U kunt binnen vier weken na de verzenddatum van deze uitspraak het gerechtshof schriftelijk verzoeken de mondelinge uitspraak te vervangen door een schriftelijke. Voor het verkrijgen van een schriftelijke uitspraak bedraagt het griffierecht voor zowel belanghebbende als de verweerder ƒ 150.
De vervanging van een mondelinge uitspraak door een schriftelijke strekt ertoe de mondeling uitspraak in een andere vorm vast te leggen. Het gerechtshof mag daarbij de gedane uitspraak niet aan een heroverweging onderwerpen.

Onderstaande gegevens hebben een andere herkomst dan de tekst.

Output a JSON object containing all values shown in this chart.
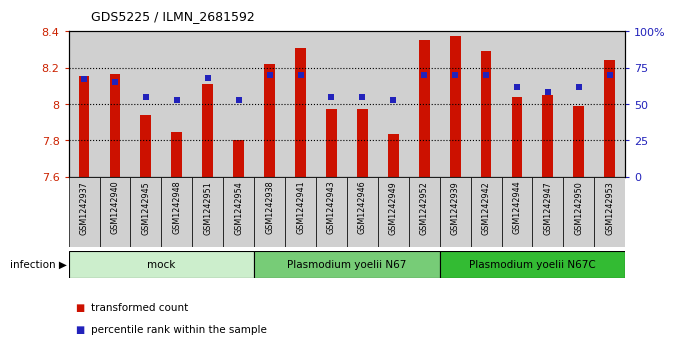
{
  "title": "GDS5225 / ILMN_2681592",
  "samples": [
    "GSM1242937",
    "GSM1242940",
    "GSM1242945",
    "GSM1242948",
    "GSM1242951",
    "GSM1242954",
    "GSM1242938",
    "GSM1242941",
    "GSM1242943",
    "GSM1242946",
    "GSM1242949",
    "GSM1242952",
    "GSM1242939",
    "GSM1242942",
    "GSM1242944",
    "GSM1242947",
    "GSM1242950",
    "GSM1242953"
  ],
  "bar_values": [
    8.155,
    8.165,
    7.94,
    7.845,
    8.11,
    7.8,
    8.22,
    8.31,
    7.97,
    7.97,
    7.835,
    8.35,
    8.375,
    8.29,
    8.04,
    8.05,
    7.99,
    8.24
  ],
  "percentile_values": [
    67,
    65,
    55,
    53,
    68,
    53,
    70,
    70,
    55,
    55,
    53,
    70,
    70,
    70,
    62,
    58,
    62,
    70
  ],
  "ymin": 7.6,
  "ymax": 8.4,
  "bar_color": "#cc1100",
  "dot_color": "#2222bb",
  "groups": [
    {
      "label": "mock",
      "start": 0,
      "end": 6,
      "color": "#cceecc"
    },
    {
      "label": "Plasmodium yoelii N67",
      "start": 6,
      "end": 12,
      "color": "#77cc77"
    },
    {
      "label": "Plasmodium yoelii N67C",
      "start": 12,
      "end": 18,
      "color": "#33bb33"
    }
  ],
  "infection_label": "infection",
  "legend_bar_label": "transformed count",
  "legend_dot_label": "percentile rank within the sample",
  "left_yticks": [
    7.6,
    7.8,
    8.0,
    8.2,
    8.4
  ],
  "left_yticklabels": [
    "7.6",
    "7.8",
    "8",
    "8.2",
    "8.4"
  ],
  "right_yticks": [
    0,
    25,
    50,
    75,
    100
  ],
  "right_yticklabels": [
    "0",
    "25",
    "50",
    "75",
    "100%"
  ],
  "tick_color_left": "#cc2200",
  "tick_color_right": "#2222bb",
  "col_bg_color": "#d0d0d0",
  "plot_bg_color": "#ffffff"
}
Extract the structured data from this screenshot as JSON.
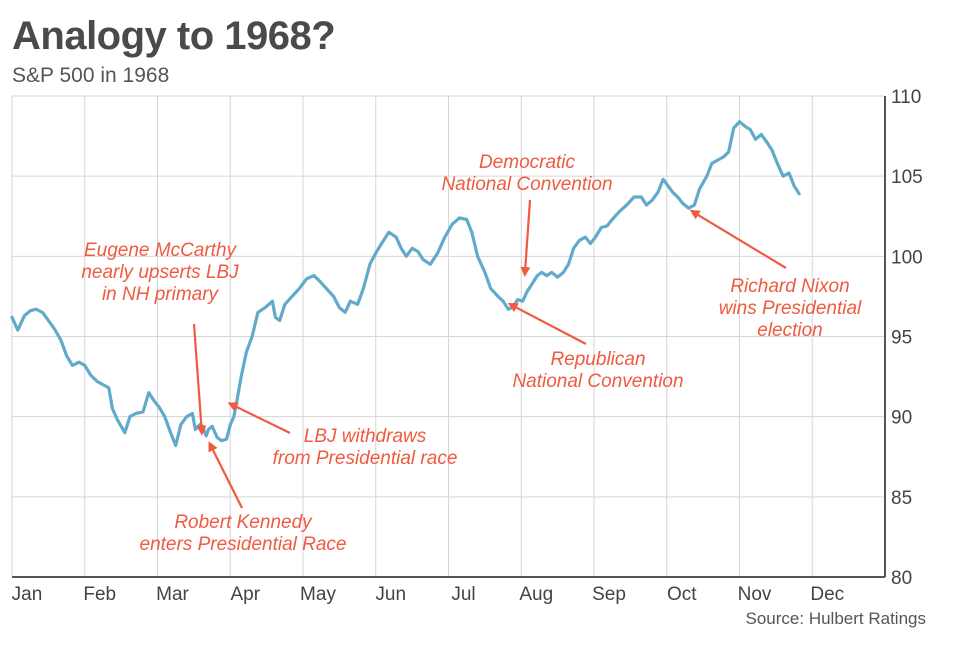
{
  "chart_data": {
    "type": "line",
    "title": "Analogy to 1968?",
    "subtitle": "S&P 500 in 1968",
    "source": "Source: Hulbert Ratings",
    "x_label": "",
    "y_label": "",
    "ylim": [
      80,
      110
    ],
    "yticks": [
      80,
      85,
      90,
      95,
      100,
      105,
      110
    ],
    "months": [
      "Jan",
      "Feb",
      "Mar",
      "Apr",
      "May",
      "Jun",
      "Jul",
      "Aug",
      "Sep",
      "Oct",
      "Nov",
      "Dec"
    ],
    "line_color": "#62aacb",
    "annotation_color": "#f05a40",
    "series": [
      {
        "name": "S&P 500",
        "points": [
          [
            0.0,
            96.2
          ],
          [
            0.08,
            95.4
          ],
          [
            0.17,
            96.3
          ],
          [
            0.25,
            96.6
          ],
          [
            0.33,
            96.7
          ],
          [
            0.42,
            96.5
          ],
          [
            0.5,
            96.0
          ],
          [
            0.58,
            95.5
          ],
          [
            0.67,
            94.8
          ],
          [
            0.75,
            93.8
          ],
          [
            0.83,
            93.2
          ],
          [
            0.92,
            93.4
          ],
          [
            1.0,
            93.2
          ],
          [
            1.08,
            92.6
          ],
          [
            1.17,
            92.2
          ],
          [
            1.25,
            92.0
          ],
          [
            1.33,
            91.8
          ],
          [
            1.38,
            90.5
          ],
          [
            1.45,
            89.8
          ],
          [
            1.55,
            89.0
          ],
          [
            1.62,
            90.0
          ],
          [
            1.7,
            90.2
          ],
          [
            1.8,
            90.3
          ],
          [
            1.88,
            91.5
          ],
          [
            1.95,
            91.0
          ],
          [
            2.02,
            90.6
          ],
          [
            2.1,
            90.0
          ],
          [
            2.18,
            89.0
          ],
          [
            2.25,
            88.2
          ],
          [
            2.32,
            89.5
          ],
          [
            2.4,
            90.0
          ],
          [
            2.48,
            90.2
          ],
          [
            2.52,
            89.2
          ],
          [
            2.58,
            89.5
          ],
          [
            2.62,
            89.4
          ],
          [
            2.67,
            88.8
          ],
          [
            2.7,
            89.2
          ],
          [
            2.75,
            89.4
          ],
          [
            2.82,
            88.7
          ],
          [
            2.88,
            88.5
          ],
          [
            2.95,
            88.6
          ],
          [
            3.0,
            89.5
          ],
          [
            3.05,
            90.0
          ],
          [
            3.1,
            91.2
          ],
          [
            3.15,
            92.5
          ],
          [
            3.22,
            94.0
          ],
          [
            3.3,
            95.0
          ],
          [
            3.38,
            96.5
          ],
          [
            3.48,
            96.8
          ],
          [
            3.58,
            97.2
          ],
          [
            3.62,
            96.2
          ],
          [
            3.68,
            96.0
          ],
          [
            3.75,
            97.0
          ],
          [
            3.85,
            97.5
          ],
          [
            3.95,
            98.0
          ],
          [
            4.05,
            98.6
          ],
          [
            4.15,
            98.8
          ],
          [
            4.22,
            98.5
          ],
          [
            4.32,
            98.0
          ],
          [
            4.42,
            97.5
          ],
          [
            4.5,
            96.8
          ],
          [
            4.58,
            96.5
          ],
          [
            4.65,
            97.2
          ],
          [
            4.75,
            97.0
          ],
          [
            4.83,
            98.0
          ],
          [
            4.92,
            99.5
          ],
          [
            5.0,
            100.2
          ],
          [
            5.08,
            100.8
          ],
          [
            5.18,
            101.5
          ],
          [
            5.28,
            101.2
          ],
          [
            5.35,
            100.5
          ],
          [
            5.42,
            100.0
          ],
          [
            5.5,
            100.5
          ],
          [
            5.58,
            100.3
          ],
          [
            5.65,
            99.8
          ],
          [
            5.75,
            99.5
          ],
          [
            5.85,
            100.2
          ],
          [
            5.95,
            101.2
          ],
          [
            6.05,
            102.0
          ],
          [
            6.15,
            102.4
          ],
          [
            6.25,
            102.3
          ],
          [
            6.32,
            101.5
          ],
          [
            6.4,
            100.0
          ],
          [
            6.5,
            99.0
          ],
          [
            6.58,
            98.0
          ],
          [
            6.68,
            97.5
          ],
          [
            6.75,
            97.2
          ],
          [
            6.82,
            96.7
          ],
          [
            6.88,
            96.8
          ],
          [
            6.95,
            97.3
          ],
          [
            7.02,
            97.2
          ],
          [
            7.08,
            97.8
          ],
          [
            7.15,
            98.3
          ],
          [
            7.22,
            98.8
          ],
          [
            7.28,
            99.0
          ],
          [
            7.35,
            98.8
          ],
          [
            7.42,
            99.0
          ],
          [
            7.5,
            98.7
          ],
          [
            7.58,
            99.0
          ],
          [
            7.65,
            99.5
          ],
          [
            7.72,
            100.5
          ],
          [
            7.8,
            101.0
          ],
          [
            7.88,
            101.2
          ],
          [
            7.95,
            100.8
          ],
          [
            8.02,
            101.2
          ],
          [
            8.1,
            101.8
          ],
          [
            8.18,
            101.9
          ],
          [
            8.25,
            102.3
          ],
          [
            8.35,
            102.8
          ],
          [
            8.45,
            103.2
          ],
          [
            8.55,
            103.7
          ],
          [
            8.65,
            103.7
          ],
          [
            8.72,
            103.2
          ],
          [
            8.8,
            103.5
          ],
          [
            8.88,
            104.0
          ],
          [
            8.95,
            104.8
          ],
          [
            9.0,
            104.5
          ],
          [
            9.08,
            104.0
          ],
          [
            9.15,
            103.7
          ],
          [
            9.22,
            103.3
          ],
          [
            9.3,
            103.0
          ],
          [
            9.38,
            103.2
          ],
          [
            9.45,
            104.2
          ],
          [
            9.55,
            105.0
          ],
          [
            9.62,
            105.8
          ],
          [
            9.7,
            106.0
          ],
          [
            9.78,
            106.2
          ],
          [
            9.85,
            106.5
          ],
          [
            9.92,
            108.0
          ],
          [
            10.0,
            108.4
          ],
          [
            10.08,
            108.1
          ],
          [
            10.15,
            107.9
          ],
          [
            10.22,
            107.3
          ],
          [
            10.3,
            107.6
          ],
          [
            10.38,
            107.1
          ],
          [
            10.45,
            106.6
          ],
          [
            10.52,
            105.8
          ],
          [
            10.6,
            105.0
          ],
          [
            10.68,
            105.2
          ],
          [
            10.75,
            104.4
          ],
          [
            10.82,
            103.9
          ]
        ]
      }
    ],
    "annotations": [
      {
        "lines": [
          "Eugene McCarthy",
          "nearly upserts LBJ",
          "in NH primary"
        ],
        "target": [
          2.61,
          89.0
        ]
      },
      {
        "lines": [
          "Robert Kennedy",
          "enters Presidential Race"
        ],
        "target": [
          2.72,
          88.3
        ]
      },
      {
        "lines": [
          "LBJ withdraws",
          "from Presidential race"
        ],
        "target": [
          3.0,
          90.8
        ]
      },
      {
        "lines": [
          "Democratic",
          "National Convention"
        ],
        "target": [
          7.05,
          98.9
        ]
      },
      {
        "lines": [
          "Republican",
          "National Convention"
        ],
        "target": [
          6.85,
          97.0
        ]
      },
      {
        "lines": [
          "Richard Nixon",
          "wins Presidential",
          "election"
        ],
        "target": [
          9.35,
          102.8
        ]
      }
    ]
  }
}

Uitsluitend tegen een schriftelijke uitspraak van het gerechtshof staat beroep in cassatie open bij de Hoge Raad der Nederlanden. Daarvoor is eveneens een griffierecht verschuldigd. Het ter verkrijging van een schriftelijke uitspraak betaalde griffierecht wordt door de griffier van de Hoge Raad in mindering gebracht op het voor beroep in cassatie verschuldigde recht.